For a limited time, you can substantially improve your personal financial 
standing by taking advantage of this very special opportunity. But you must 
act now before it's gone!

For many years, the indoctrination of Europeans has been carefully administered 
by UEFA. As a result, a magnificent market opportunity has developed. This 
opportunity arises on an annual basis when the Intercontinental Club 
Championship is held in Tokyo, and consists of the following simple step:

BET AGAINST THE EUROPEANS THAT THINK THEY ARE BETTER THAN SOUTH AMERICA IN 
FUTBOL--THAT IS NEARLY A BILLION PEOPLE!!

There is an added bonus in this year's tournament, as the opponent is from 
Argentina, and is playing in excellent form to boot. As is well-known, the 
one thing that an Eurocroto cannot possibly stomach is the recognition of the
overwhelming technical superiority of the players from Argentina, as they
cannot even offer up the excuse of a large population base from  which such 
talent might be drawn (e.g. Brasil). Indeed, the idea that a little country 
with the population of Espa~a can produce more good players than their whole 
continent will time and time again lead them to put their money in YOUR pocket!

When you hear a European ask "Who the hell is River anyway?", just think 
about their $$ going into your pocket and laugh!

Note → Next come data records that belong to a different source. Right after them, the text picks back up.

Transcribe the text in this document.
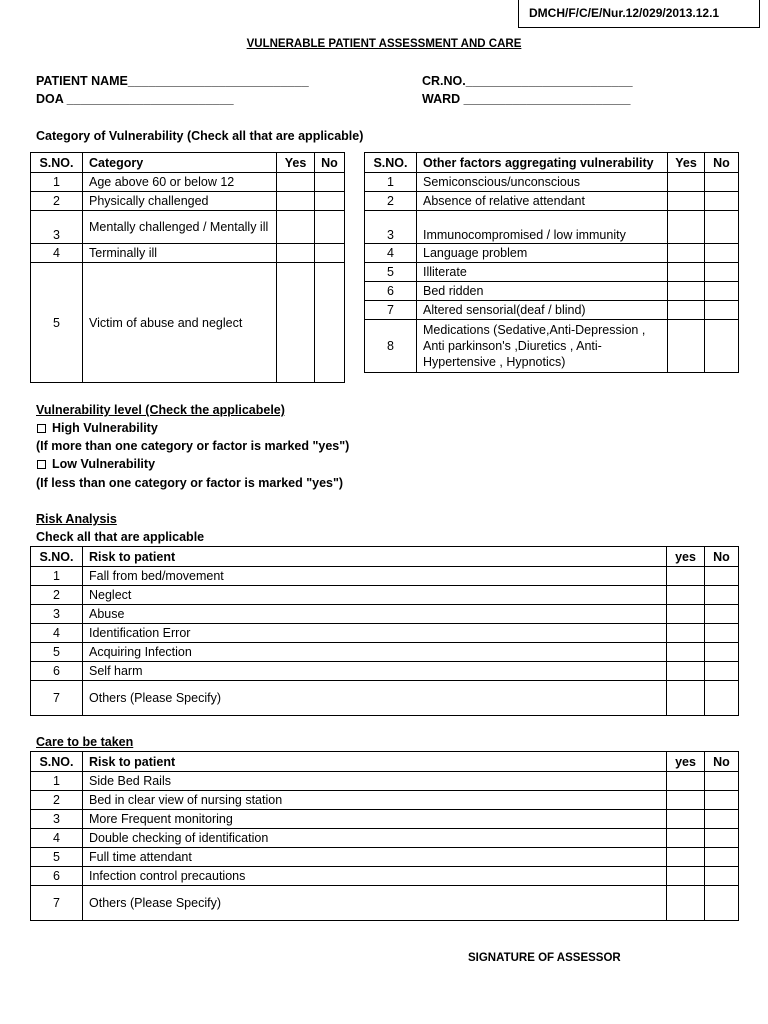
DMCH/F/C/E/Nur.12/029/2013.12.1
VULNERABLE PATIENT ASSESSMENT AND CARE
PATIENT NAME__________________________	CR.NO.________________________
DOA ________________________	WARD ________________________
Category of Vulnerability (Check all that are applicable)
S.NO.	Category	Yes	No
1	Age above 60 or below 12		
2	Physically challenged		
3	Mentally challenged / Mentally ill		
4	Terminally ill		
5	Victim of abuse and neglect		
S.NO.	Other factors aggregating vulnerability	Yes	No
1	Semiconscious/unconscious		
2	Absence of relative attendant		
3	Immunocompromised / low immunity		
4	Language problem		
5	Illiterate		
6	Bed ridden		
7	Altered sensorial(deaf / blind)		
8	Medications (Sedative,Anti-Depression , Anti parkinson's ,Diuretics , Anti-Hypertensive , Hypnotics)		
Vulnerability level (Check the applicabele)
High Vulnerability
(If more than one category or factor is marked "yes")
Low Vulnerability
(If less than one category or factor is marked "yes")
Risk Analysis
Check all that are applicable
S.NO.	Risk to patient	yes	No
1	Fall from bed/movement		
2	Neglect		
3	Abuse		
4	Identification Error		
5	Acquiring Infection		
6	Self harm		
7	Others (Please Specify)		
Care to be taken
S.NO.	Risk to patient	yes	No
1	Side Bed Rails		
2	Bed in clear view of nursing station		
3	More Frequent monitoring		
4	Double checking of identification		
5	Full time attendant		
6	Infection control precautions		
7	Others (Please Specify)		
SIGNATURE OF ASSESSOR
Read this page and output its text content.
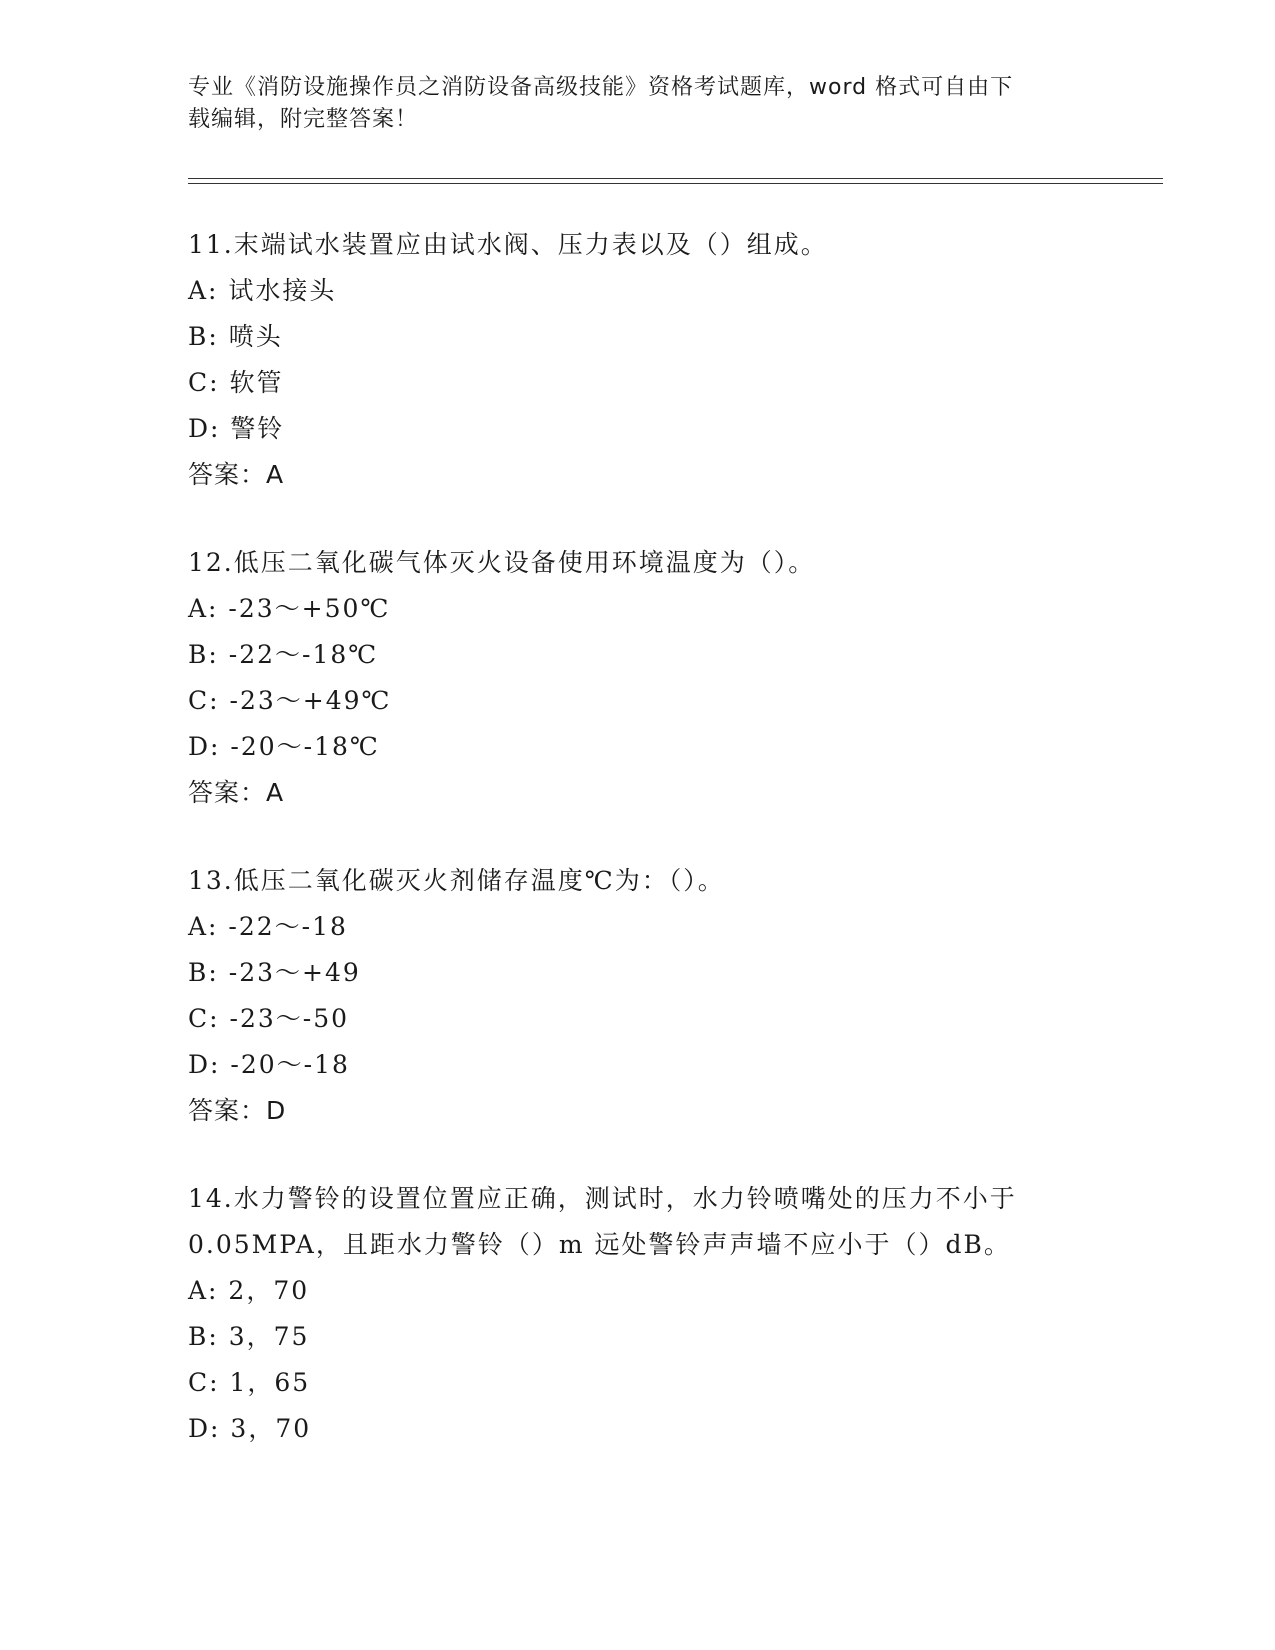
专业《消防设施操作员之消防设备高级技能》资格考试题库，word 格式可自由下
载编辑，附完整答案！
11.末端试水装置应由试水阀、压力表以及（）组成。
A: 试水接头
B: 喷头
C: 软管
D: 警铃
答案：A
12.低压二氧化碳气体灭火设备使用环境温度为（）。
A: -23～+50℃
B: -22～-18℃
C: -23～+49℃
D: -20～-18℃
答案：A
13.低压二氧化碳灭火剂储存温度℃为：（）。
A: -22～-18
B: -23～+49
C: -23～-50
D: -20～-18
答案：D
14.水力警铃的设置位置应正确，测试时，水力铃喷嘴处的压力不小于
0.05MPA，且距水力警铃（）m 远处警铃声声墙不应小于（）dB。
A: 2，70
B: 3，75
C: 1，65
D: 3，70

In addition, the odds against River will be even higher than usual due to the
envy factor present in the aforementioned bulging brasuca population. Usually, 
billions of savvy brasucas are willing to go without a month's supply of 
kleenex in order to put up a few pesinhos for their representatives. When a 
team from  Argentina plays, however, no brasuca is able to support it because 
they may have to recognize (yet again) the clear superiority of the futbol 
Rioplatense. Take advantage of the inability of a brasuca to cheer for a 
Rioplatense representative, and bet with your odds undiluted by their 
influence! Take those Eurodollars and do not worry about having to share your
winnings with billions of others!

Now you may be wondering about that pesky FIFA weighing in against your 
investment in the form of the biased referee. Fortunately, this historical 
bias is less relevant in a competition such as the Intercontinental Club 
Championship, because it is a single game. In tournaments such as the World 
Cup, there are several games over which this influence may be exerted. Here,
however, not only is there but a single game to be played, but furthermore, 
the opponent is GUARANTEED not to be from Brasil. No arm-of-Tulio here! This 
thesis is further reinforced by observing that the most blatant thief at 
WC-level, England, has NEVER won the Intercontinental Club Championship. 
Imagine the fantastic odds that you might get if the fans of the Premier 
League, (nearly) to a man convinced of the superiority of their league over 
any other, walk to the betting booth like insular lemmings to bet against 
those wily Argentinians. Money might as well grow on trees!

If you are STILL not convinced, observe that of all the countries in the 
world, the one that has won this trophy more than any other is ARGENTINA, 
with 7 titles (out of a total of 34). If you include the Rioplatense factor 
and count Uruguay's trophies, then you have 13 out of 34. How can you beat 
those odds!!

So bet now (preferably in England or Italia), and next month, take that 
long-delayed vacation to the Caribbean (or Turin!) with your winnings,
and don't forget to send a small contribution to this email address.